Mevcut konjonktür, 2008 global krizi sonrasındaki kadar olmasa da 2020 yılında USD ve EUR açısından bol para ve düşük faiz döneminin devam edeceğini işaret ediyor.
Dünya ticaret hacmine yönelik ABD-Çin ticaret görüşmeleri eksenindeki gelişmeler ile global siyasi gelişmeler USD’nin değerini artırıcı etkiler üretiyor. Yurt dışında ve yurt içinde olağan dışı politik ve finansal bir risk oluşmadığı takdirde güncelde 5.80 USD/TL’nin, enflasyon oranları paralelinde ve sınırlı bir bant içinde dalgalanabileceği düşünülüyor.
Literatürde ‘Döviz Kuru’ veya ‘Parite’ olarak ifade edilen kavram; bir ülke para biriminin başka bir ülkenin para birimi cinsinden ifade edilmesidir. Ülkemizde kamuoyunun önemli bir kesiminde döviz ile Amerikan Doları (USD) neredeyse eş anlamlı olarak kullanılmaktadır.

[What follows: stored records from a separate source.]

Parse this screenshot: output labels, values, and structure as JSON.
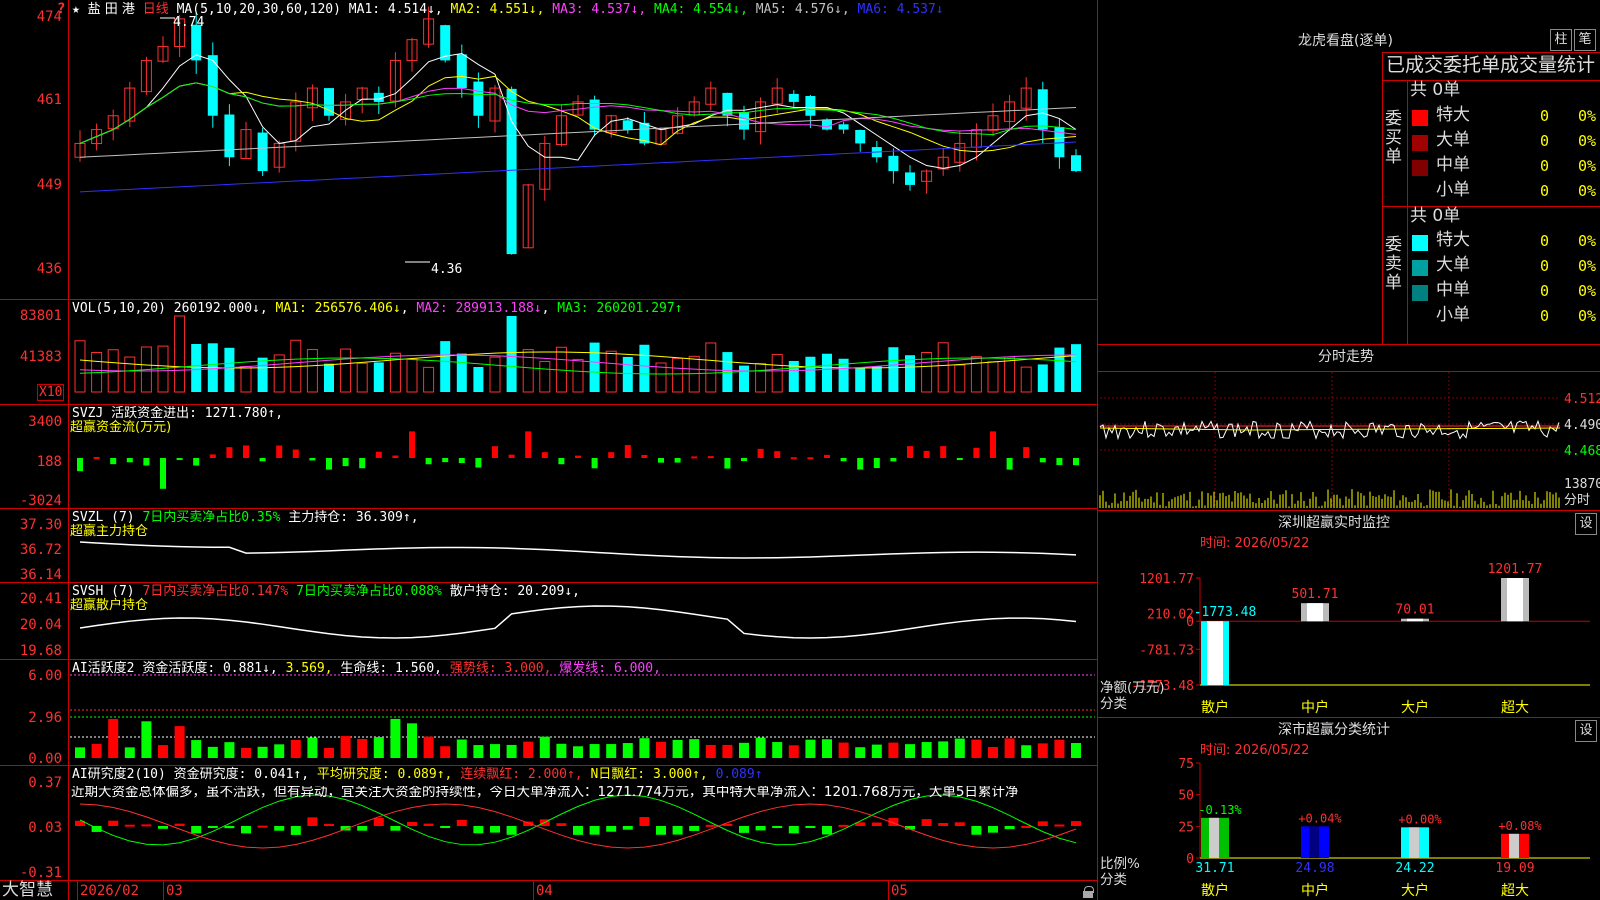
{
  "stock": {
    "star": "★",
    "name": "盐 田 港",
    "period": "日线",
    "q_icon": "?"
  },
  "main_panel": {
    "ma_header": "MA(5,10,20,30,60,120)",
    "ma_items": [
      {
        "label": "MA1: 4.514↓",
        "color": "#ffffff"
      },
      {
        "label": "MA2: 4.551↓",
        "color": "#ffff00"
      },
      {
        "label": "MA3: 4.537↓",
        "color": "#ff40ff"
      },
      {
        "label": "MA4: 4.554↓",
        "color": "#00ff00"
      },
      {
        "label": "MA5: 4.576↓",
        "color": "#c0c0c0"
      },
      {
        "label": "MA6: 4.537↓",
        "color": "#3030ff"
      }
    ],
    "y_ticks": [
      "474",
      "461",
      "449",
      "436"
    ],
    "high_mark": "4.74",
    "low_mark": "4.36"
  },
  "vol_panel": {
    "header": "VOL(5,10,20)",
    "value": "260192.000↓",
    "ma1": "MA1: 256576.406↓",
    "ma2": "MA2: 289913.188↓",
    "ma3": "MA3: 260201.297↑",
    "y_ticks": [
      "83801",
      "41383"
    ],
    "unit": "X10"
  },
  "svzj_panel": {
    "header": "SVZJ  活跃资金进出: 1271.780↑,",
    "subtitle": "超赢资金流(万元)",
    "y_ticks": [
      "3400",
      "188",
      "-3024"
    ]
  },
  "svzl_panel": {
    "name": "SVZL (7)",
    "item1": "7日内买卖净占比0.35%",
    "item2": "主力持仓: 36.309↑,",
    "subtitle": "超赢主力持仓",
    "y_ticks": [
      "37.30",
      "36.72",
      "36.14"
    ]
  },
  "svsh_panel": {
    "name": "SVSH (7)",
    "item1": "7日内买卖净占比0.147%",
    "item2": "7日内买卖净占比0.088%",
    "item3": "散户持仓: 20.209↓,",
    "subtitle": "超赢散户持仓",
    "y_ticks": [
      "20.41",
      "20.04",
      "19.68"
    ]
  },
  "ai_active_panel": {
    "name": "AI活跃度2",
    "item1": "资金活跃度: 0.881↓,",
    "item2": "3.569,",
    "item3": "生命线: 1.560,",
    "item4": "强势线: 3.000,",
    "item5": "爆发线: 6.000,",
    "y_ticks": [
      "6.00",
      "2.96",
      "0.00"
    ]
  },
  "ai_research_panel": {
    "name": "AI研究度2(10)",
    "item1": "资金研究度: 0.041↑,",
    "item2": "平均研究度: 0.089↑,",
    "item3": "连续飘红: 2.000↑,",
    "item4": "N日飘红: 3.000↑,",
    "item5": "0.089↑",
    "comment": "近期大资金总体偏多，虽不活跃，但有异动，宜关注大资金的持续性，今日大单净流入：1271.774万元，其中特大单净流入：1201.768万元，大单5日累计净",
    "y_ticks": [
      "0.37",
      "0.03",
      "-0.31"
    ]
  },
  "date_axis": {
    "brand": "大智慧",
    "labels": [
      "2026/02",
      "03",
      "04",
      "05"
    ]
  },
  "dragon_panel": {
    "title": "龙虎看盘(逐单)",
    "btn_column": "柱",
    "btn_pen": "笔",
    "section_title": "已成交委托单成交量统计",
    "buy_label": "委买单",
    "sell_label": "委卖单",
    "buy_total": "共 0单",
    "sell_total": "共 0单",
    "rows": [
      {
        "label": "特大",
        "count": "0",
        "pct": "0%"
      },
      {
        "label": "大单",
        "count": "0",
        "pct": "0%"
      },
      {
        "label": "中单",
        "count": "0",
        "pct": "0%"
      },
      {
        "label": "小单",
        "count": "0",
        "pct": "0%"
      }
    ],
    "buy_colors": [
      "#ff0000",
      "#a00000",
      "#800000",
      "#000000"
    ],
    "sell_colors": [
      "#00ffff",
      "#00a0a0",
      "#008080",
      "#000000"
    ]
  },
  "intraday_panel": {
    "title": "分时走势",
    "prices": [
      "4.512",
      "4.490",
      "4.468"
    ],
    "vol": "13870",
    "vol_unit": "分时"
  },
  "realtime_panel": {
    "title": "深圳超赢实时监控",
    "settings": "设",
    "time": "时间: 2026/05/22",
    "y_ticks": [
      "1201.77",
      "210.02",
      "0",
      "-781.73",
      "-1773.48"
    ],
    "y_label1": "净额(万元)",
    "y_label2": "分类",
    "categories": [
      "散户",
      "中户",
      "大户",
      "超大"
    ]
  },
  "classify_panel": {
    "title": "深市超赢分类统计",
    "settings": "设",
    "time": "时间: 2026/05/22",
    "y_ticks": [
      "75",
      "50",
      "25",
      "0"
    ],
    "y_label1": "比例%",
    "y_label2": "分类",
    "categories": [
      "散户",
      "中户",
      "大户",
      "超大"
    ]
  },
  "chart_data": [
    {
      "type": "bar",
      "title": "深圳超赢实时监控",
      "categories": [
        "散户",
        "中户",
        "大户",
        "超大"
      ],
      "values": [
        -1773.48,
        501.71,
        70.01,
        1201.77
      ],
      "value_labels": [
        "-1773.48",
        "501.71",
        "70.01",
        "1201.77"
      ],
      "ylim": [
        -1773.48,
        1201.77
      ]
    },
    {
      "type": "bar",
      "title": "深市超赢分类统计",
      "categories": [
        "散户",
        "中户",
        "大户",
        "超大"
      ],
      "values": [
        31.71,
        24.98,
        24.22,
        19.09
      ],
      "value_labels": [
        "31.71",
        "24.98",
        "24.22",
        "19.09"
      ],
      "change_labels": [
        "-0.13%",
        "+0.04%",
        "+0.00%",
        "+0.08%"
      ],
      "colors": [
        "#00c000",
        "#0000ff",
        "#00ffff",
        "#ff0000"
      ],
      "ylim": [
        0,
        75
      ]
    }
  ]
}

Döviz kurunda 2018 yıl başından başlayarak yaklaşık iki yıllık bir sürede; 2001 sonrası görülmemiş artışlar ve yüksek oranlı dalgalanmalar gerçekleşmiştir. 2018 yılına 3,78 ile başlayan USD/ TL kuru, iki yıllık süreçte en yüksek gün sonu değerine 6,89 ile 14 Ağustos 2018 tarihinde ulaşırken, 3 Aralık 2018 tarihinde ise en düşük gün sonu değeri olan 5,17 TL’ye gerilemiş ve 2018 yıl sonunu 5,27 TL değeri ile tamamlamıştır. USD kuru 16 Aralık 2019 tarihinde ise 5,78 değerinden işlem görmüştür.

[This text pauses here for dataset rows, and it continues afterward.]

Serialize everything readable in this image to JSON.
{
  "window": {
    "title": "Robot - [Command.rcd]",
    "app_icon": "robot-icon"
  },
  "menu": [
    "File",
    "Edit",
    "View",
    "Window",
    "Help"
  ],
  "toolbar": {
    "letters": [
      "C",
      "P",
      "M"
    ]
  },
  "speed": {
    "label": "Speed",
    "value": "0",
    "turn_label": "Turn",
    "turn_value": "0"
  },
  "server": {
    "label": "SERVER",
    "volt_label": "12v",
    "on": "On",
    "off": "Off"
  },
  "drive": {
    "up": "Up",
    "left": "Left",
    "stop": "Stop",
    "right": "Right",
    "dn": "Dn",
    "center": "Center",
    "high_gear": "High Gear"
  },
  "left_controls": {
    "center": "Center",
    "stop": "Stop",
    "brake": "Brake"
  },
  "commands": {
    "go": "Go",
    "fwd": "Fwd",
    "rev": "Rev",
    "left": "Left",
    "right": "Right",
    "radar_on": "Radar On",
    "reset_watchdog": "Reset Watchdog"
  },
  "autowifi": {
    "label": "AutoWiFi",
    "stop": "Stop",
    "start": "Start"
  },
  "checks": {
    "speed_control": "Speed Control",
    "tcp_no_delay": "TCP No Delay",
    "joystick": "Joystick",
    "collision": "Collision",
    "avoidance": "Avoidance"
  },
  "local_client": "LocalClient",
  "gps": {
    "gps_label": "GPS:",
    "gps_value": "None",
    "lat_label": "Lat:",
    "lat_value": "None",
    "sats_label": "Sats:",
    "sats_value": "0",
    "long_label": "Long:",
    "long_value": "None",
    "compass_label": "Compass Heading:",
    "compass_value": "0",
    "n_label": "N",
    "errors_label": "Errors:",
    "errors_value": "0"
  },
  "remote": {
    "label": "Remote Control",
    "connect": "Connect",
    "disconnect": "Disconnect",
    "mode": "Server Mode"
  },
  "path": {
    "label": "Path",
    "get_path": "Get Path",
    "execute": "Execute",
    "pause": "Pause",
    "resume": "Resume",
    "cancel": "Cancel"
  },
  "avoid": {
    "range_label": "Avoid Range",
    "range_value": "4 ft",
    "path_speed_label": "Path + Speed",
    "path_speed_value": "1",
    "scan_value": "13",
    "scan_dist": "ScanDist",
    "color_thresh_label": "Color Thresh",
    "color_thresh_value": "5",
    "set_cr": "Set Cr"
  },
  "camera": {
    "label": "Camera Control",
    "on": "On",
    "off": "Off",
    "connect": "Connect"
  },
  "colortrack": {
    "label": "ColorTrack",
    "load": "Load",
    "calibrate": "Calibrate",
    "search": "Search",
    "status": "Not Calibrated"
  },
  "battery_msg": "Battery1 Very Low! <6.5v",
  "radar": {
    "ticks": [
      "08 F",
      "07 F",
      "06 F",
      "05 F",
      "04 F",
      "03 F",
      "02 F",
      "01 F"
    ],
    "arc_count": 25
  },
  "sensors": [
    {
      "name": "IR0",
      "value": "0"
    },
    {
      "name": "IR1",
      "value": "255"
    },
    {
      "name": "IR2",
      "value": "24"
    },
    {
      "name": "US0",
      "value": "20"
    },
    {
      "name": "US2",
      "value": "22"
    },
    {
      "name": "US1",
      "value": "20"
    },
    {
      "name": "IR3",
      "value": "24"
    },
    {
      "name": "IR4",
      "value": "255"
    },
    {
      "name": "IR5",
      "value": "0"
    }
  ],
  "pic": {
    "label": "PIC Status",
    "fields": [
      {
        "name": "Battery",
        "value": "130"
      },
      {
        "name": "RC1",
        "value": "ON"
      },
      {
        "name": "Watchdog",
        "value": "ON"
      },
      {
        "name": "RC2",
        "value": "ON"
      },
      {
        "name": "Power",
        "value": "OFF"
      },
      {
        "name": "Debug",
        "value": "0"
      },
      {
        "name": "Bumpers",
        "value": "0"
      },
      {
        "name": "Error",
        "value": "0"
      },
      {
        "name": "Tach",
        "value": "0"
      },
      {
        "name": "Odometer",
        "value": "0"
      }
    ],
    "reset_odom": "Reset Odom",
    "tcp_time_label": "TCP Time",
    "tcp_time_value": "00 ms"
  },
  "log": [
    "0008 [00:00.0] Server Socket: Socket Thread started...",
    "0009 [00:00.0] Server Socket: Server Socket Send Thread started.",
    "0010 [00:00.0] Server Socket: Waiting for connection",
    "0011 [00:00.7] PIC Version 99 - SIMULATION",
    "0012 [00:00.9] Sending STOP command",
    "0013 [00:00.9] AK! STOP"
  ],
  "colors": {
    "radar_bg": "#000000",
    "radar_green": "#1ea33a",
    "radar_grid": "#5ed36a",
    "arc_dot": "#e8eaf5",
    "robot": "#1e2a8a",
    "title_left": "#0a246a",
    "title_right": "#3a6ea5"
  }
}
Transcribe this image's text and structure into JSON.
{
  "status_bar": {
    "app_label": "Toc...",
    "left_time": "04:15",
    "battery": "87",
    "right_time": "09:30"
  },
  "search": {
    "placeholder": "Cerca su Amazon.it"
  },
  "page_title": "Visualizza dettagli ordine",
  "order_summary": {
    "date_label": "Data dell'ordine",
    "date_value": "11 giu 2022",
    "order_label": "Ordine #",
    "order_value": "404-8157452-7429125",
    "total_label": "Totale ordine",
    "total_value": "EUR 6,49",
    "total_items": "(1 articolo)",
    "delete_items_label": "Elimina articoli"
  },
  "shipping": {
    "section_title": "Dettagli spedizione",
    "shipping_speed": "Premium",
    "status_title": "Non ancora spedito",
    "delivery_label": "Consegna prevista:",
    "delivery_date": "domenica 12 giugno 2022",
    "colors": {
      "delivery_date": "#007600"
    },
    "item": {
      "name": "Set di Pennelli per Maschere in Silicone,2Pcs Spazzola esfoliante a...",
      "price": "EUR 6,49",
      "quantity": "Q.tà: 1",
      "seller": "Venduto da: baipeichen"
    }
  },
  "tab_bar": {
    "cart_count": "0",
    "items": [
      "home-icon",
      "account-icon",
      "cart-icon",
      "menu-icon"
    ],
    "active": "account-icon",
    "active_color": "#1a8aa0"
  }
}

Döviz kuru 2017 yılının tamamında % 15, 2018 yılbaşından 14 Ağustos 2018 tarihine kadar ise % 83 artış göstermiştir. Daha sonra yaşanan düşüşlerin etkisi ile 2018 yılının tamamındaki artış oranı % 38, 2019 yıl başından 16 Aralık 2019 tarihine kadar ise % 10 artış yaşanmıştır. 2018 yılı başından 16 Aralık 2019 tarihine kadar olan dönem içindeki artış oranı ise % 52 olarak gerçekleşmiştir.

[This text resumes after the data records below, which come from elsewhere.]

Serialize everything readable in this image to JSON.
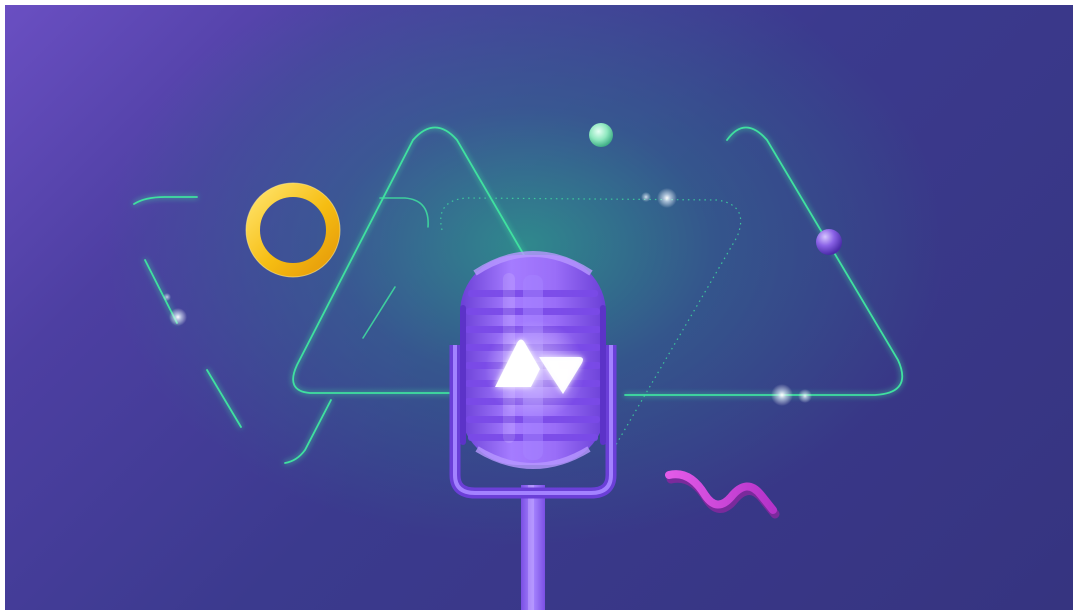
{
  "scene": {
    "background_colors": [
      "#6a4fc2",
      "#3b3a8e",
      "#2f8f8a"
    ],
    "accent_green": "#3fe0a0",
    "ring_color": "#f7c21a",
    "microphone_color": "#8b5cf0",
    "squiggle_color": "#d445d8",
    "logo_icon": "logo-icon",
    "microphone_icon": "microphone-icon",
    "ring_icon": "ring-shape",
    "sparkle_icon": "sparkle-icon"
  }
}
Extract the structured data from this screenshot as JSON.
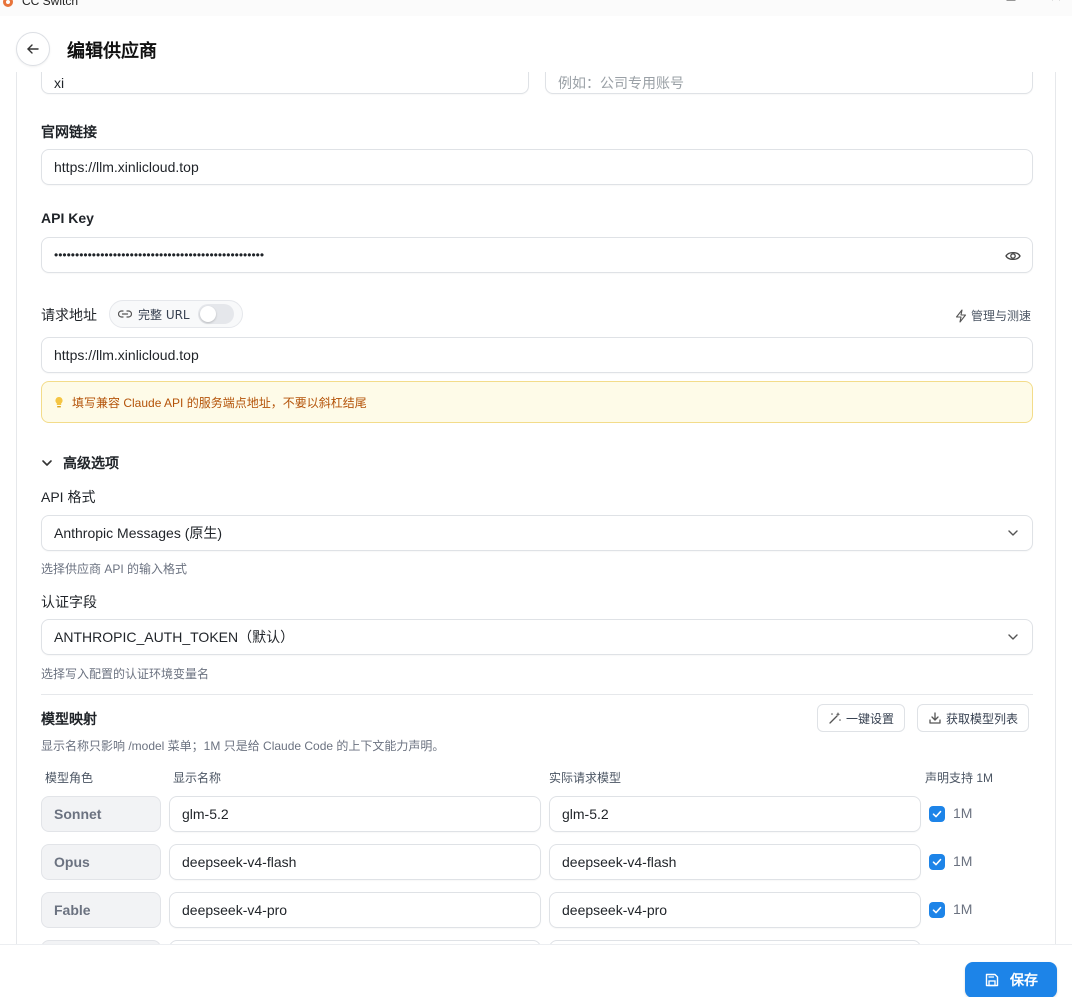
{
  "window": {
    "app_title": "CC Switch"
  },
  "header": {
    "title": "编辑供应商"
  },
  "form": {
    "name_value": "xi",
    "note_placeholder": "例如：公司专用账号",
    "website": {
      "label": "官网链接",
      "value": "https://llm.xinlicloud.top"
    },
    "api_key": {
      "label": "API Key",
      "masked_value": "••••••••••••••••••••••••••••••••••••••••••••••••••"
    },
    "endpoint": {
      "label": "请求地址",
      "full_url_label": "完整 URL",
      "full_url_enabled": false,
      "manage_label": "管理与测速",
      "value": "https://llm.xinlicloud.top",
      "tip": "填写兼容 Claude API 的服务端点地址，不要以斜杠结尾"
    },
    "advanced": {
      "label": "高级选项",
      "api_format": {
        "label": "API 格式",
        "value": "Anthropic Messages (原生)",
        "hint": "选择供应商 API 的输入格式"
      },
      "auth_field": {
        "label": "认证字段",
        "value": "ANTHROPIC_AUTH_TOKEN（默认）",
        "hint": "选择写入配置的认证环境变量名"
      }
    },
    "model_mapping": {
      "label": "模型映射",
      "one_click_label": "一键设置",
      "fetch_label": "获取模型列表",
      "hint": "显示名称只影响 /model 菜单；1M 只是给 Claude Code 的上下文能力声明。",
      "columns": {
        "role": "模型角色",
        "display": "显示名称",
        "actual": "实际请求模型",
        "support": "声明支持 1M"
      },
      "rows": [
        {
          "role": "Sonnet",
          "display": "glm-5.2",
          "actual": "glm-5.2",
          "support_label": "1M",
          "checked": true
        },
        {
          "role": "Opus",
          "display": "deepseek-v4-flash",
          "actual": "deepseek-v4-flash",
          "support_label": "1M",
          "checked": true
        },
        {
          "role": "Fable",
          "display": "deepseek-v4-pro",
          "actual": "deepseek-v4-pro",
          "support_label": "1M",
          "checked": true
        }
      ]
    }
  },
  "footer": {
    "save_label": "保存"
  },
  "colors": {
    "accent": "#1d84e8",
    "tip_bg": "#fefbe8",
    "tip_text": "#b45309"
  }
}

Yaklaşık iki yıllık bir sürede yaşanan % 52 oranındaki artışa etki eden yurt dışı ve yurt içi faktörlerin bir bölümü aşağıda sıralanmaktadır:
• ABD ile yaşanan Halkbank-Rahip Brunson- S 400-Yaptırımlar vb. politik eksenli krizler,
• Avrupa Birliği ile yaşanan politik gerilimler,
• Kuzey Suriye ve Kuzey Irak’taki gelişmelerin ülkemizin güvenliğini tehdit eden boyuta dönüşmesi sonucunda bölgeye yapılan askeri operasyonlar,
• 2015 yılından itibaren neredeyse her yıl yapılan seçimlerin ekonomi üzerinde oluşturduğu baskılar,
• Kur ataklarının makro ekonomik göstergeler üzerinde kısa vadede oluşturduğu yıpratıcı etkiler.
Döviz fiyatlarında yaşanan yükselişler sonrasında; Yeni Ekonomi Program (YEP) ile birlikte alınan mali ve parasal önlemlerin etkisi, Türkiye ile ABD arasındaki politik risklerin daha ileri bir noktaya taşınmayacağı algısının güçlenmesi, FED’in sürpriz politika değişikliği ile 2018 yıl sonunda faiz indirimlerine başlaması ve Avrupa Merkez Bankası (ECB) düşük faiz politikasına devamı ile USD/TL durulmanın ardından düşüş sürecine girmiş, mali ve parasal önlemlerin belirleyici etkisi, global politik risklerin de azalmasıyla TL değer kazanmaya başlamış ve 5,80 düzeylerinde dengelenmiştir. Döviz kurunun Ocak 2003-Aralık 2019 döneminde gösterdiği gelişim üstteki grafikte yer almaktadır.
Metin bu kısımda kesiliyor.